I left at the point of audience questions because I wanted to take a quick break, ingest some sugar, and, most importantly, charge up the laptop...in preparation for Video for Change..
which had a time change and is now at 12:30, not 11:00., so I'm not going to make it, as I'm going to the PR panel at that point. Hopefully the other video panel later today will be at the same time..
now I'll head over to the African American netroots caucus...
African American Netroots
Is there a leadership crisis in the black community?
many people who are actually doing great stuff, but the media doesn't cover it.
faces have always been important, people coordinate efforts who wouldn't have been able to contact each other.
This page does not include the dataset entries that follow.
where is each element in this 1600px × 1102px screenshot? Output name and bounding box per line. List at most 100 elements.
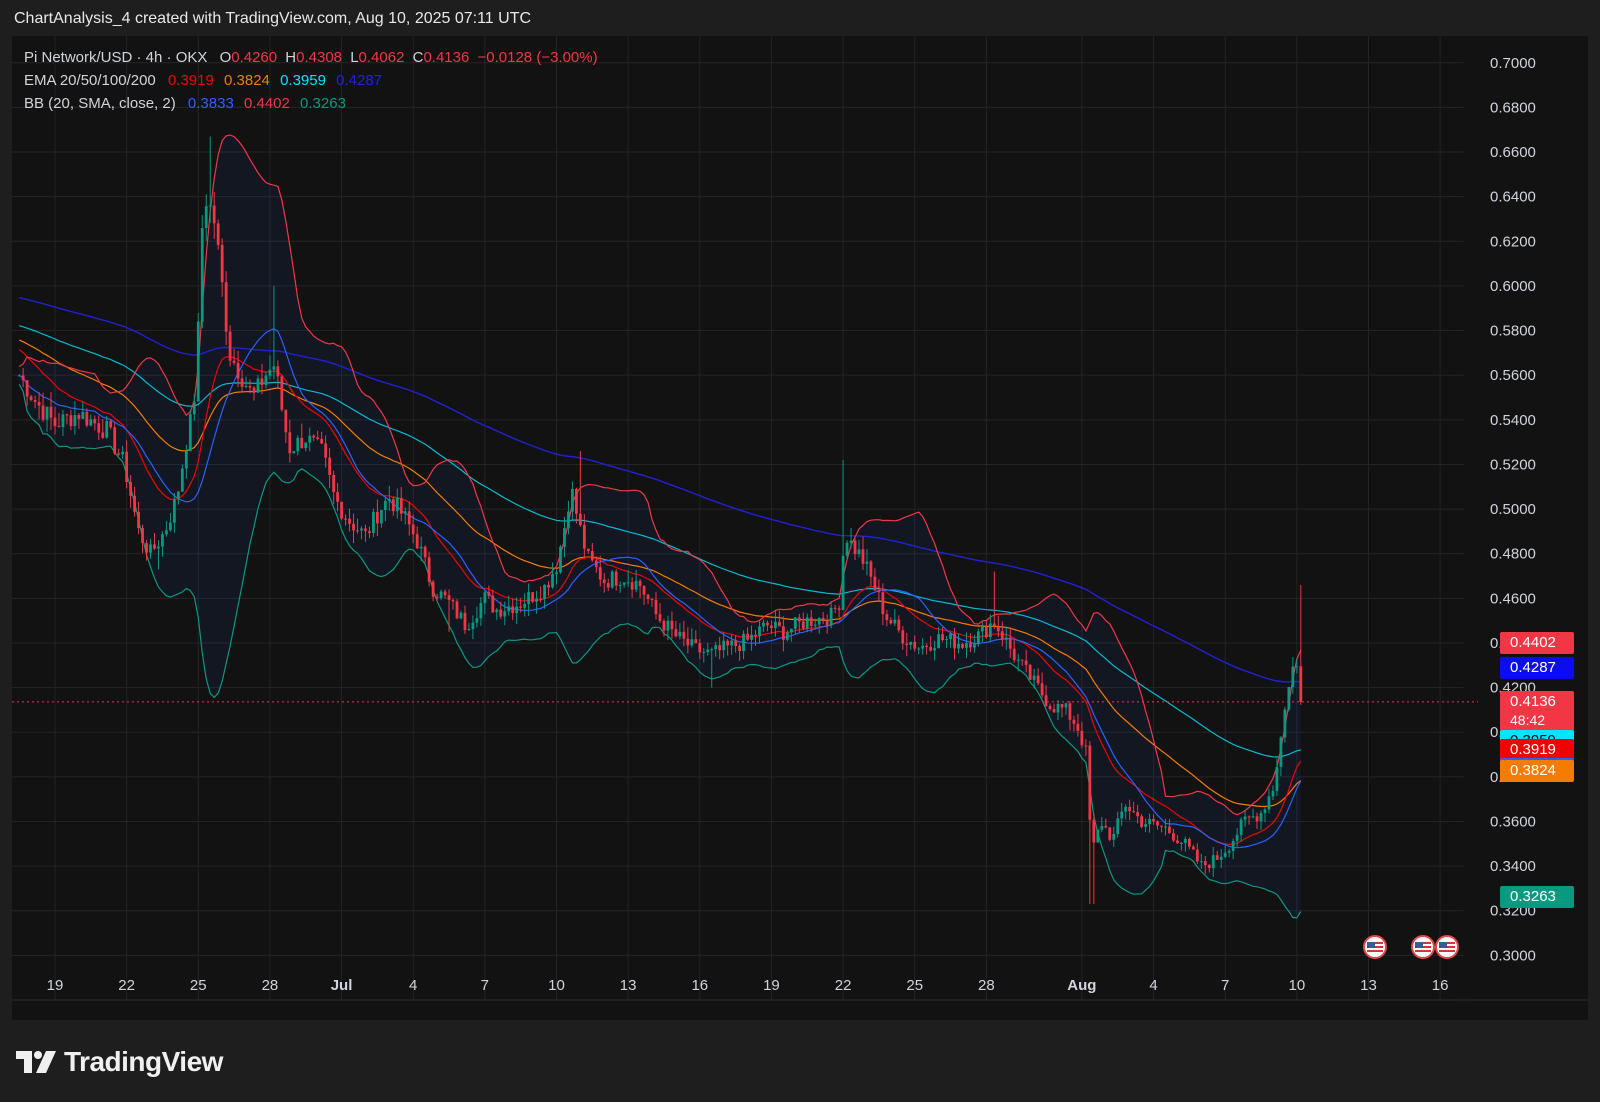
candle-body <box>650 599 654 601</box>
candle-body <box>137 511 140 529</box>
candle-body <box>949 633 952 640</box>
bb-upper-value: 0.4402 <box>243 95 290 112</box>
candle-body <box>85 411 89 426</box>
candle-body <box>610 571 614 588</box>
candle-body <box>1088 745 1092 820</box>
price-axis-tick-label: 0.6000 <box>1490 278 1536 295</box>
time-axis-tick-label: 19 <box>47 977 64 994</box>
candle-body <box>590 550 594 561</box>
candle-body <box>1056 703 1060 713</box>
candle-body <box>129 482 133 496</box>
candle-body <box>29 396 33 400</box>
candle-body <box>953 633 956 649</box>
candle-body <box>161 534 164 547</box>
candle-body <box>57 426 61 428</box>
candle-body <box>280 376 284 410</box>
candle-body <box>634 580 638 590</box>
legend-ema-row[interactable]: EMA 20/50/100/200 0.3919 0.3824 0.3959 0… <box>24 69 604 92</box>
price-axis-tick-label: 0.3000 <box>1490 947 1536 964</box>
candle-body <box>252 387 256 393</box>
chart-pane[interactable]: 0.30000.32000.34000.36000.38000.40000.42… <box>12 36 1588 1020</box>
candle-body <box>89 419 93 426</box>
candle-body <box>93 419 97 424</box>
candle-body <box>698 643 702 653</box>
candle-body <box>789 628 793 633</box>
candle-body <box>980 626 984 632</box>
candle-body <box>479 603 483 619</box>
symbol-label[interactable]: Pi Network/USD · 4h · OKX <box>24 49 207 66</box>
candle-body <box>192 401 196 415</box>
candle-body <box>459 612 463 619</box>
candle-body <box>1012 648 1016 661</box>
candle-body <box>21 375 25 381</box>
time-axis-tick-label: 25 <box>190 977 207 994</box>
candle-body <box>1116 818 1120 834</box>
candle-body <box>276 366 280 377</box>
candle-body <box>973 644 976 648</box>
candle-body <box>750 634 753 640</box>
candle-body <box>678 631 682 637</box>
candle-body <box>320 438 324 444</box>
candle-body <box>614 571 618 586</box>
price-tag: 0.3263 <box>1500 885 1574 908</box>
candle-body <box>674 629 678 637</box>
candle-body <box>125 451 129 483</box>
candle-body <box>324 443 328 458</box>
candle-body <box>419 546 423 549</box>
price-chart[interactable]: 0.30000.32000.34000.36000.38000.40000.42… <box>12 36 1588 1020</box>
candle-body <box>905 643 909 645</box>
candle-body <box>563 528 566 547</box>
candle-body <box>622 582 626 585</box>
candle-body <box>157 546 160 549</box>
candle-body <box>268 369 272 376</box>
candle-body <box>1008 637 1012 649</box>
bollinger-band-fill <box>19 135 1301 918</box>
candle-body <box>933 648 937 651</box>
us-flag-event-icon[interactable] <box>1411 935 1435 959</box>
candle-body <box>109 421 113 428</box>
candle-body <box>173 499 176 523</box>
candle-body <box>483 592 487 604</box>
candle-body <box>1203 861 1207 866</box>
candle-body <box>423 546 427 558</box>
bar-countdown: 48:42 <box>1500 708 1574 731</box>
candle-body <box>176 491 180 500</box>
candle-body <box>224 282 228 332</box>
candle-body <box>706 649 710 653</box>
candle-body <box>391 499 395 512</box>
time-axis-tick-label: 7 <box>1221 977 1229 994</box>
candle-body <box>228 331 232 361</box>
candle-body <box>754 634 757 637</box>
candle-body <box>435 596 439 599</box>
candle-body <box>598 567 602 580</box>
price-tag: 0.4287 <box>1500 657 1574 680</box>
time-axis-tick-label: 16 <box>691 977 708 994</box>
price-axis-tick-label: 0.6600 <box>1490 144 1536 161</box>
candle-body <box>1016 659 1020 661</box>
price-axis-tick-label: 0.3400 <box>1490 858 1536 875</box>
candle-body <box>885 614 889 620</box>
candle-body <box>451 599 455 602</box>
candle-body <box>1227 850 1231 853</box>
ema-label: EMA 20/50/100/200 <box>24 72 156 89</box>
tradingview-logo[interactable]: TradingView <box>16 1046 223 1078</box>
time-axis-tick-label: 19 <box>763 977 780 994</box>
candle-body <box>1263 809 1267 814</box>
candle-body <box>829 607 833 626</box>
candle-body <box>527 592 531 604</box>
candle-body <box>582 525 586 549</box>
candle-body <box>1180 842 1183 844</box>
candle-body <box>1148 819 1151 825</box>
candle-body <box>1283 709 1287 738</box>
us-flag-event-icon[interactable] <box>1435 935 1459 959</box>
legend-bb-row[interactable]: BB (20, SMA, close, 2) 0.3833 0.4402 0.3… <box>24 92 604 115</box>
ema20-value: 0.3919 <box>167 72 214 89</box>
legend-ohlc-row[interactable]: Pi Network/USD · 4h · OKX O0.4260 H0.430… <box>24 46 604 69</box>
us-flag-event-icon[interactable] <box>1363 935 1387 959</box>
candle-body <box>770 625 773 629</box>
candle-body <box>61 414 65 428</box>
candle-body <box>1215 855 1219 860</box>
candle-body <box>877 590 881 593</box>
candle-body <box>1251 816 1255 818</box>
time-axis-tick-label: 25 <box>906 977 923 994</box>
Older people talk about identity politics - the media is at fault there as well. Our issues are not addressed as part of the central discussion - see the media response to Katrina. there needs to be a dialog amongst people who are actually in the community.
NAACP has very strong corporate ties. they could have created the greatest corporate giving program ever, and they didn't do so.
there are leaders - but they are not getting the attention they deserve, and some are media illiterate, digitally illiterate.
who owns the media? of course they are not going to focus on our issues. we have to manage our expectations, and those outside of our community need to know what we're doing and what we need to help.
black people are adapting broadband at a fast rate than the rest of the population.
you could be a leader and not know what a blog is.
the crisis of leadership is basically local.
electeds are not accessible, supposed to show up, and don't.
any discussion of black issues finds its way to the media too early in the discussion. can we have a discussion: if there was no media, what would we be doing? what's the strategy, first- before thinking about the media.
people have achieved positions of power, and the way that the media and institutions have changed - they're not really interested.
through the power of numbers, bloggers can create a groundswell for change.
trying to generate interest, trying to generate money is really hard.
if we don"t empower this generation of leaders.